I. pinnock1 Now local.
    (ˈpɪnək)
    Forms: 3 pynnuc, pinnuc, 5 pynok, 6 pynnock, 6–7 pinnocke, 8– pinnock.
    [prob. echoic, from the bird's note; but the ending simulates -ock, dim. suffix.]
    A name for the hedge-sparrow or dunnock; also for the blue titmouse, and, locally, for some other birds: cf. dunnock, and Pinnick2 in Eng. Dial. Dict.
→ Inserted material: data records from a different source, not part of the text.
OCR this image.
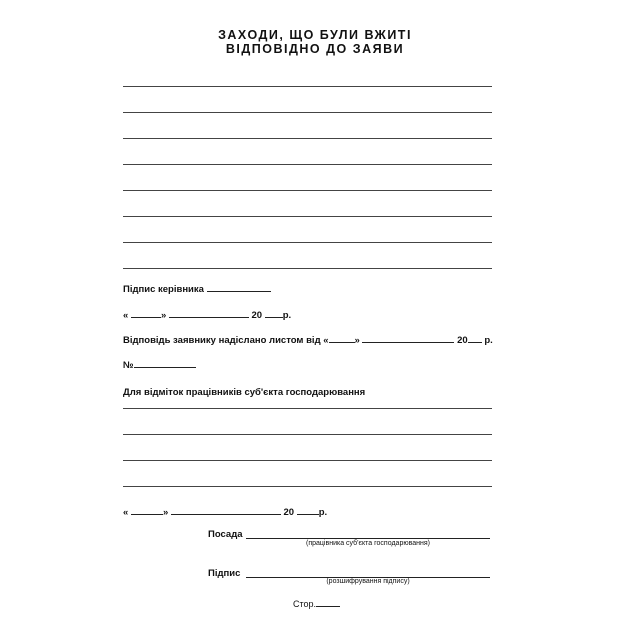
ЗАХОДИ, ЩО БУЛИ ВЖИТІ
ВІДПОВІДНО ДО ЗАЯВИ
Підпис керівника
«	»	20 р.
Відповідь заявнику надіслано листом від «	»	20 р.
№
Для відміток працівників суб'єкта господарювання
«	»	20	р.
Посада
(працівника суб'єкта господарювання)
Підпис
(розшифрування підпису)
Стор.
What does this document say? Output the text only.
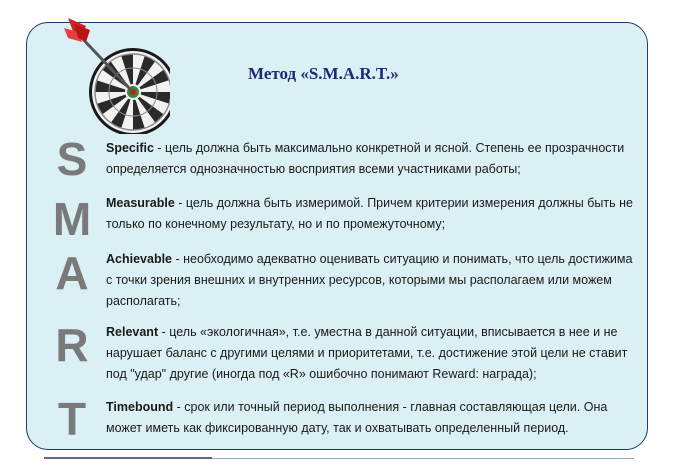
Метод «S.M.A.R.T.»
S
M
A
R
T
Specific - цель должна быть максимально конкретной и ясной. Степень ее прозрачности определяется однозначностью восприятия всеми участниками работы;
Measurable - цель должна быть измеримой. Причем критерии измерения должны быть не только по конечному результату, но и по промежуточному;
Achievable - необходимо адекватно оценивать ситуацию и понимать, что цель достижима с точки зрения внешних и внутренних ресурсов, которыми мы располагаем или можем располагать;
Relevant - цель «экологичная», т.е. уместна в данной ситуации, вписывается в нее и не нарушает баланс с другими целями и приоритетами, т.е. достижение этой цели не ставит под "удар" другие (иногда под «R» ошибочно понимают Reward: награда);
Timebound - срок или точный период выполнения - главная составляющая цели. Она может иметь как фиксированную дату, так и охватывать определенный период.
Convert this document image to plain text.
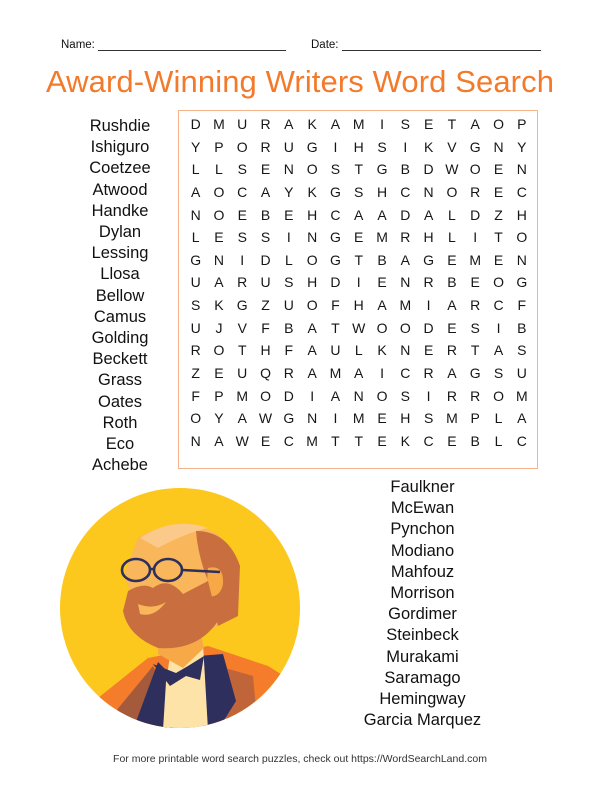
Name:	Date:
Award-Winning Writers Word Search
Rushdie
Ishiguro
Coetzee
Atwood
Handke
Dylan
Lessing
Llosa
Bellow
Camus
Golding
Beckett
Grass
Oates
Roth
Eco
Achebe
D M U R A K A M	I	S E	T	A O P
Y P O R U G	I	H S	I	K V G N Y
L	L	S E N O S	T G B D W O E N
A O C A Y K G S H C N O R E C
N O E B E H C A A D A	L	D Z H
L	E S S	I	N G E M R H	L	I	T O
G N	I	D	L O G T	B A G E M E N
U A R U S H D	I	E N R B E O G
S K G Z U O F H A M	I	A R C F
U	J	V	F	B A	T W O O D E S	I	B
R O T H F	A U	L	K N E R T	A S
Z	E U Q R A M A	I	C R A G S U
F	P M O D	I	A N O S	I	R R O M
O Y A W G N	I	M E H S M P	L	A
N A W E C M T	T	E K C E B	L	C
Faulkner
McEwan
Pynchon
Modiano
Mahfouz
Morrison
Gordimer
Steinbeck
Murakami
Saramago
Hemingway
Garcia Marquez
For more printable word search puzzles, check out https://WordSearchLand.com
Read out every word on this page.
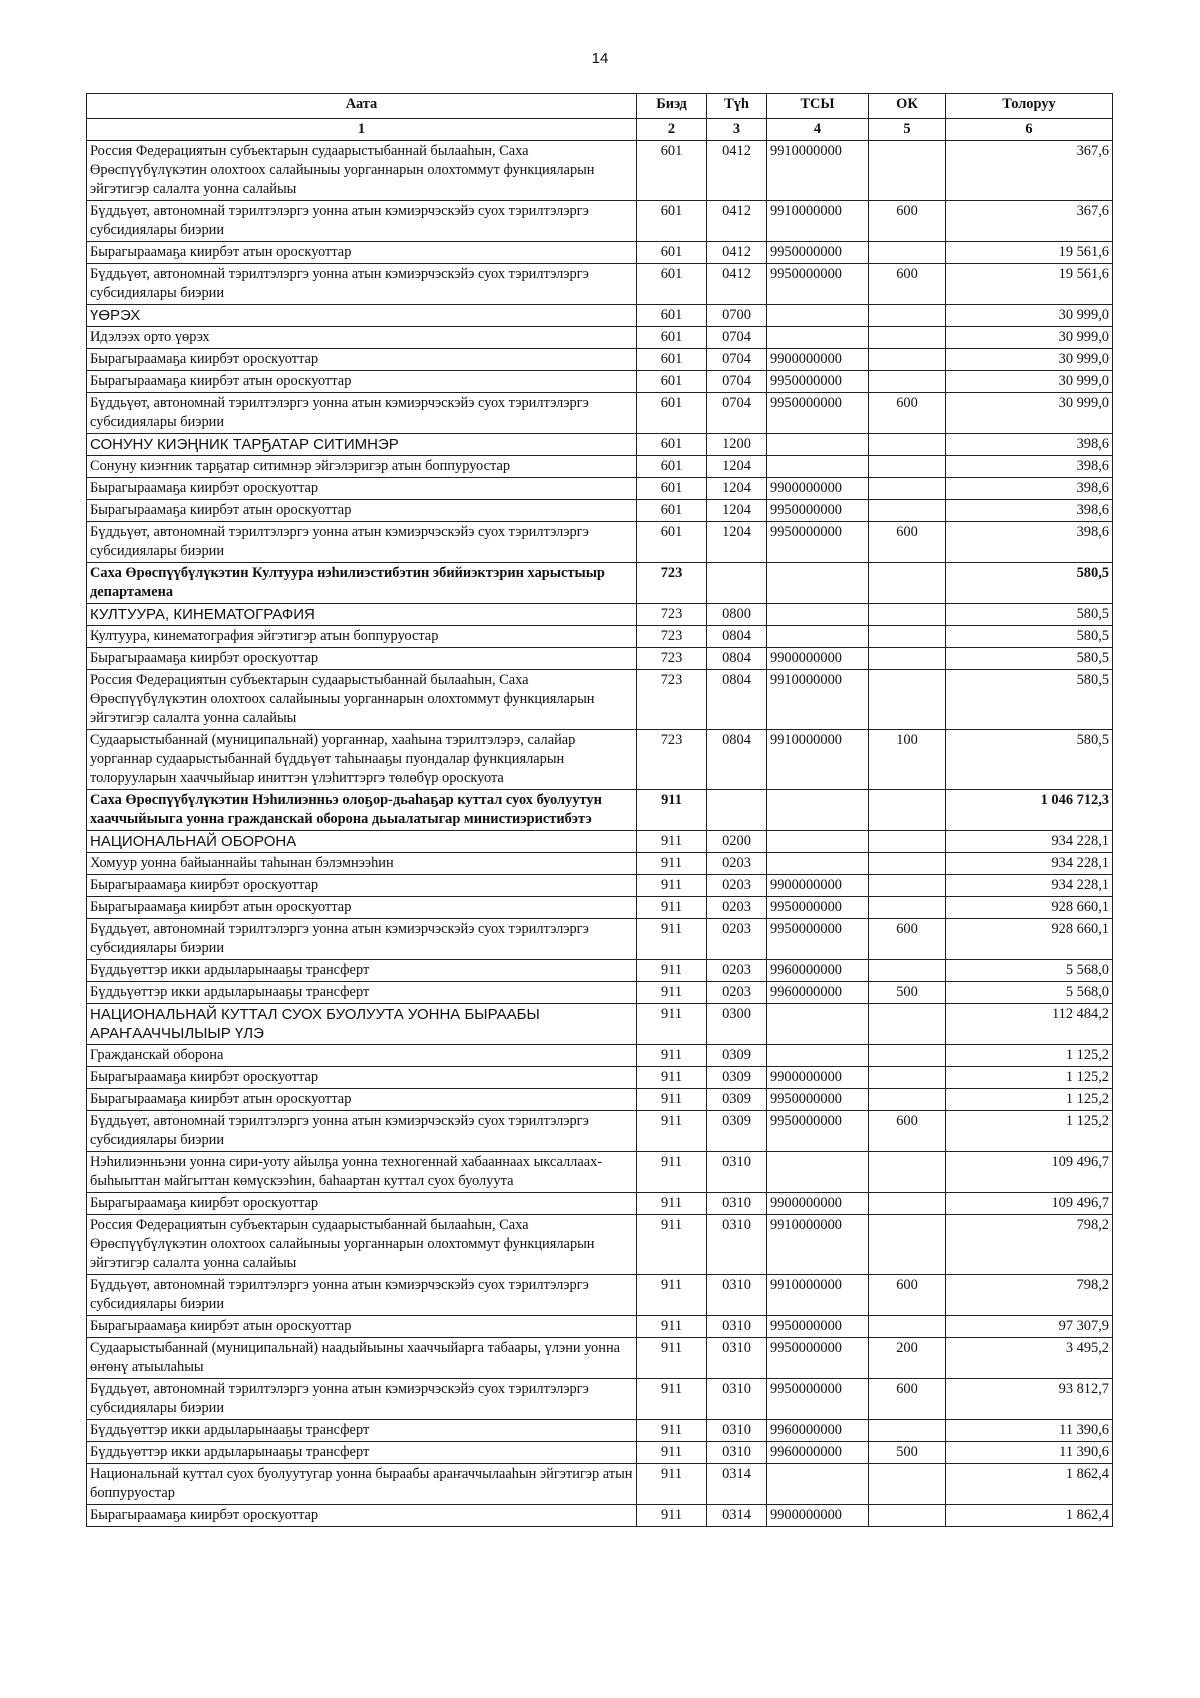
14
Аата	Биэд	Түһ	ТСЫ	ОК	Толоруу
1	2	3	4	5	6
Россия Федерациятын субъектарын судаарыстыбаннай былааһын, Саха Өрөспүүбүлүкэтин олохтоох салайыныы уорганнарын олохтоммут функцияларын эйгэтигэр салалта уонна салайыы	601	0412	9910000000		367,6
Бүддьүөт, автономнай тэрилтэлэргэ уонна атын кэмиэрчэскэйэ суох тэрилтэлэргэ субсидиялары биэрии	601	0412	9910000000	600	367,6
Бырагыраамаҕа киирбэт атын ороскуоттар	601	0412	9950000000		19 561,6
Бүддьүөт, автономнай тэрилтэлэргэ уонна атын кэмиэрчэскэйэ суох тэрилтэлэргэ субсидиялары биэрии	601	0412	9950000000	600	19 561,6
ҮӨРЭХ	601	0700			30 999,0
Идэлээх орто үөрэх	601	0704			30 999,0
Бырагыраамаҕа киирбэт ороскуоттар	601	0704	9900000000		30 999,0
Бырагыраамаҕа киирбэт атын ороскуоттар	601	0704	9950000000		30 999,0
Бүддьүөт, автономнай тэрилтэлэргэ уонна атын кэмиэрчэскэйэ суох тэрилтэлэргэ субсидиялары биэрии	601	0704	9950000000	600	30 999,0
СОНУНУ КИЭҢНИК ТАРҔАТАР СИТИМНЭР	601	1200			398,6
Сонуну киэҥник тарҕатар ситимнэр эйгэлэригэр атын боппуруостар	601	1204			398,6
Бырагыраамаҕа киирбэт ороскуоттар	601	1204	9900000000		398,6
Бырагыраамаҕа киирбэт атын ороскуоттар	601	1204	9950000000		398,6
Бүддьүөт, автономнай тэрилтэлэргэ уонна атын кэмиэрчэскэйэ суох тэрилтэлэргэ субсидиялары биэрии	601	1204	9950000000	600	398,6
Саха Өрөспүүбүлүкэтин Култуура нэһилиэстибэтин эбийиэктэрин харыстыыр департамена	723				580,5
КУЛТУУРА, КИНЕМАТОГРАФИЯ	723	0800			580,5
Култуура, кинематография эйгэтигэр атын боппуруостар	723	0804			580,5
Бырагыраамаҕа киирбэт ороскуоттар	723	0804	9900000000		580,5
Россия Федерациятын субъектарын судаарыстыбаннай былааһын, Саха Өрөспүүбүлүкэтин олохтоох салайыныы уорганнарын олохтоммут функцияларын эйгэтигэр салалта уонна салайыы	723	0804	9910000000		580,5
Судаарыстыбаннай (муниципальнай) уорганнар, хааһына тэрилтэлэрэ, салайар уорганнар судаарыстыбаннай бүддьүөт таһынааҕы пуондалар функцияларын толорууларын хааччыйыар иниттэн үлэһиттэргэ төлөбүр ороскуота	723	0804	9910000000	100	580,5
Саха Өрөспүүбүлүкэтин Нэһилиэнньэ олоҕор-дьаһаҕар куттал суох буолуутун хааччыйыыга уонна гражданскай оборона дьыалатыгар министиэристибэтэ	911				1 046 712,3
НАЦИОНАЛЬНАЙ ОБОРОНА	911	0200			934 228,1
Хомуур уонна байыаннайы таһынан бэлэмнээһин	911	0203			934 228,1
Бырагыраамаҕа киирбэт ороскуоттар	911	0203	9900000000		934 228,1
Бырагыраамаҕа киирбэт атын ороскуоттар	911	0203	9950000000		928 660,1
Бүддьүөт, автономнай тэрилтэлэргэ уонна атын кэмиэрчэскэйэ суох тэрилтэлэргэ субсидиялары биэрии	911	0203	9950000000	600	928 660,1
Бүддьүөттэр икки ардыларынааҕы трансферт	911	0203	9960000000		5 568,0
Бүддьүөттэр икки ардыларынааҕы трансферт	911	0203	9960000000	500	5 568,0
НАЦИОНАЛЬНАЙ КУТТАЛ СУОХ БУОЛУУТА УОННА БЫРААБЫ АРАҤААЧЧЫЛЫЫР ҮЛЭ	911	0300			112 484,2
Гражданскай оборона	911	0309			1 125,2
Бырагыраамаҕа киирбэт ороскуоттар	911	0309	9900000000		1 125,2
Бырагыраамаҕа киирбэт атын ороскуоттар	911	0309	9950000000		1 125,2
Бүддьүөт, автономнай тэрилтэлэргэ уонна атын кэмиэрчэскэйэ суох тэрилтэлэргэ субсидиялары биэрии	911	0309	9950000000	600	1 125,2
Нэһилиэнньэни уонна сири-уоту айылҕа уонна техногеннай хабааннаах ыксаллаах-быһыыттан майгыттан көмүскээһин, баһаартан куттал суох буолуута	911	0310			109 496,7
Бырагыраамаҕа киирбэт ороскуоттар	911	0310	9900000000		109 496,7
Россия Федерациятын субъектарын судаарыстыбаннай былааһын, Саха Өрөспүүбүлүкэтин олохтоох салайыныы уорганнарын олохтоммут функцияларын эйгэтигэр салалта уонна салайыы	911	0310	9910000000		798,2
Бүддьүөт, автономнай тэрилтэлэргэ уонна атын кэмиэрчэскэйэ суох тэрилтэлэргэ субсидиялары биэрии	911	0310	9910000000	600	798,2
Бырагыраамаҕа киирбэт атын ороскуоттар	911	0310	9950000000		97 307,9
Судаарыстыбаннай (муниципальнай) наадыйыыны хааччыйарга табаары, үлэни уонна өҥөнү атыылаһыы	911	0310	9950000000	200	3 495,2
Бүддьүөт, автономнай тэрилтэлэргэ уонна атын кэмиэрчэскэйэ суох тэрилтэлэргэ субсидиялары биэрии	911	0310	9950000000	600	93 812,7
Бүддьүөттэр икки ардыларынааҕы трансферт	911	0310	9960000000		11 390,6
Бүддьүөттэр икки ардыларынааҕы трансферт	911	0310	9960000000	500	11 390,6
Национальнай куттал суох буолуутугар уонна быраабы араҥаччылааһын эйгэтигэр атын боппуруостар	911	0314			1 862,4
Бырагыраамаҕа киирбэт ороскуоттар	911	0314	9900000000		1 862,4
a 1250 Owl & Night. 1130 Pynnuc [v.r. pinnuc] goldfynch rok ne crowe Ne dar neuer cumen ihende. 14.. Metr. Voc. in Wr.-Wülcker 625/3 Lirifa, pynok. 1570 Levins Manip. 158/46 A Pinnocke, hedge sparrow. 1706 Phillips, Pinnock, a sort of Bird. 1833 G. Montagu's Ornith. Dict., Pinnock, a name for the Tomtit. 1885 Swainson Prov. Names Brit. Birds 29 Hedge Sparrow (Accentor modularis)... From its short piping note it is called Titlene (North), Pinnock.

II. pinnock2 local.
    Also pennock, pinnold.
    [Derivation unascertained; the ending seems to be -ock, dim suffix.]
    A small bridge over a ditch or runnel; a brick or wooden drain under a road or across a gateway, a culvert; also, a structure composed of three boards in which a hare when hard-pressed in coursing can take refuge as in a small drain or culvert: used in Romney Marshes.
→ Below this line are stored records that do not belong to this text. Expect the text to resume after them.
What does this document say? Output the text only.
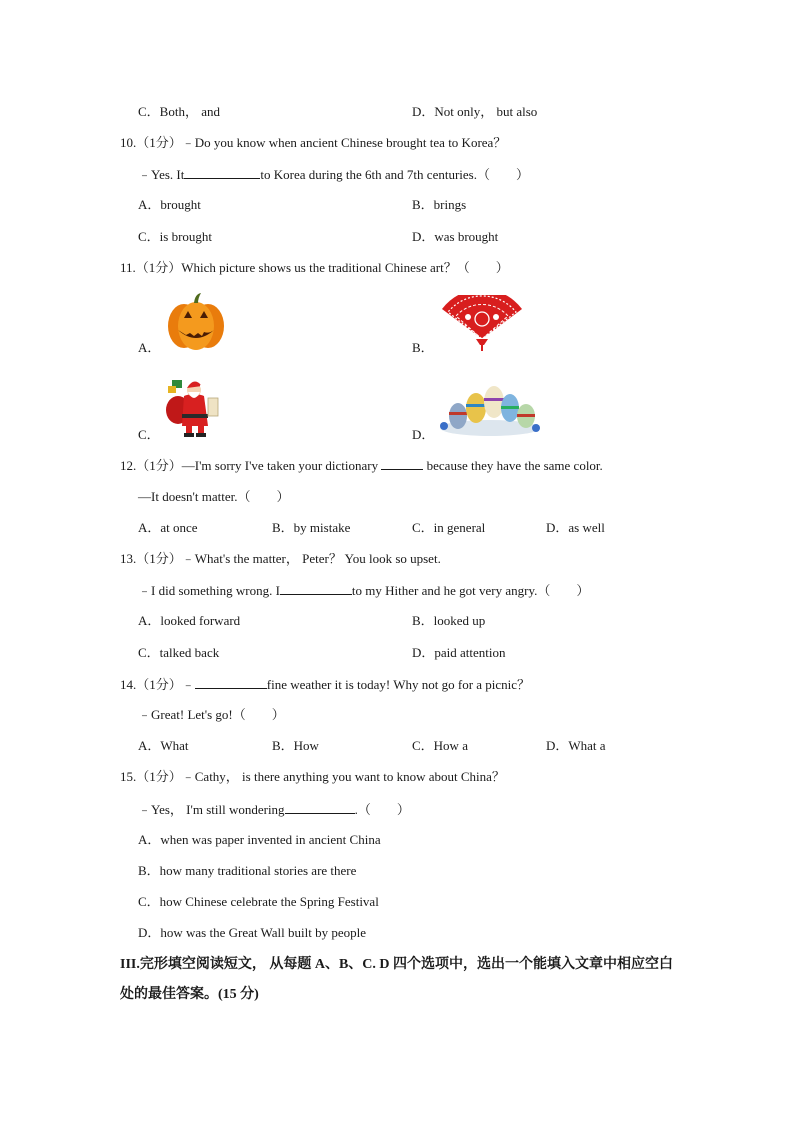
C．Both， and	D．Not only， but also
10.（1分）﹣Do you know when ancient Chinese brought tea to Korea？
﹣Yes. It	to Korea during the 6th and 7th centuries.（　　）
A．brought	B．brings
C．is brought	D．was brought
11.（1分）Which picture shows us the traditional Chinese art？（　　）
A．	B．
C．	D．
12.（1分）—I'm sorry I've taken your dictionary	because they have the same color.
—It doesn't matter.（　　）
A．at once	B．by mistake	C．in general	D．as well
13.（1分）﹣What's the matter， Peter？ You look so upset.
﹣I did something wrong. I	to my Hither and he got very angry.（　　）
A．looked forward	B．looked up
C．talked back	D．paid attention
14.（1分）﹣	fine weather it is today! Why not go for a picnic？
﹣Great! Let's go!（　　）
A．What	B．How	C．How a	D．What a
15.（1分）﹣Cathy， is there anything you want to know about China？
﹣Yes， I'm still wondering	.（　　）
A．when was paper invented in ancient China
B．how many traditional stories are there
C．how Chinese celebrate the Spring Festival
D．how was the Great Wall built by people
III.完形填空阅读短文， 从每题 A、B、C. D 四个选项中，选出一个能填入文章中相应空白处的最佳答案。(15 分)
1838 Holloway Dict. Provincialisms, Pinnold, a small bridge. Sussex. 1846 Worcester, Pinnock..a tunnel under a road to carry off the water; a culvert..(Local, Eng.). 1847–78 Halliwell, Pennock, a little bridge over a water⁓course. Sussex. 1875 Sussex Gloss., Pennock, a little bridge over a water course; a brick or wooden tunnel under a road to carry off the water. 1887 Kent. Gloss., Pinnock, a wooden drain through a gateway.

III. pinnock3 local.
    [Origin obscure. Cf. pinny a.]
    In Kent, a name for a particular kind of land: see quot. Hence ˈpinnocky a.

1796 J. Boys Agric. Kent 78 Pinnock..is a sticky red clay, mixed with small stones, but although it is deemed poor for cultivation of grain, &c. yet it produces very fine chestnut wood; and filberts likewise grow well upon it. 1881 Whitehead Hops 52 The planter notices..a small patch of yellowing plants in pinnocky or unkindly soil.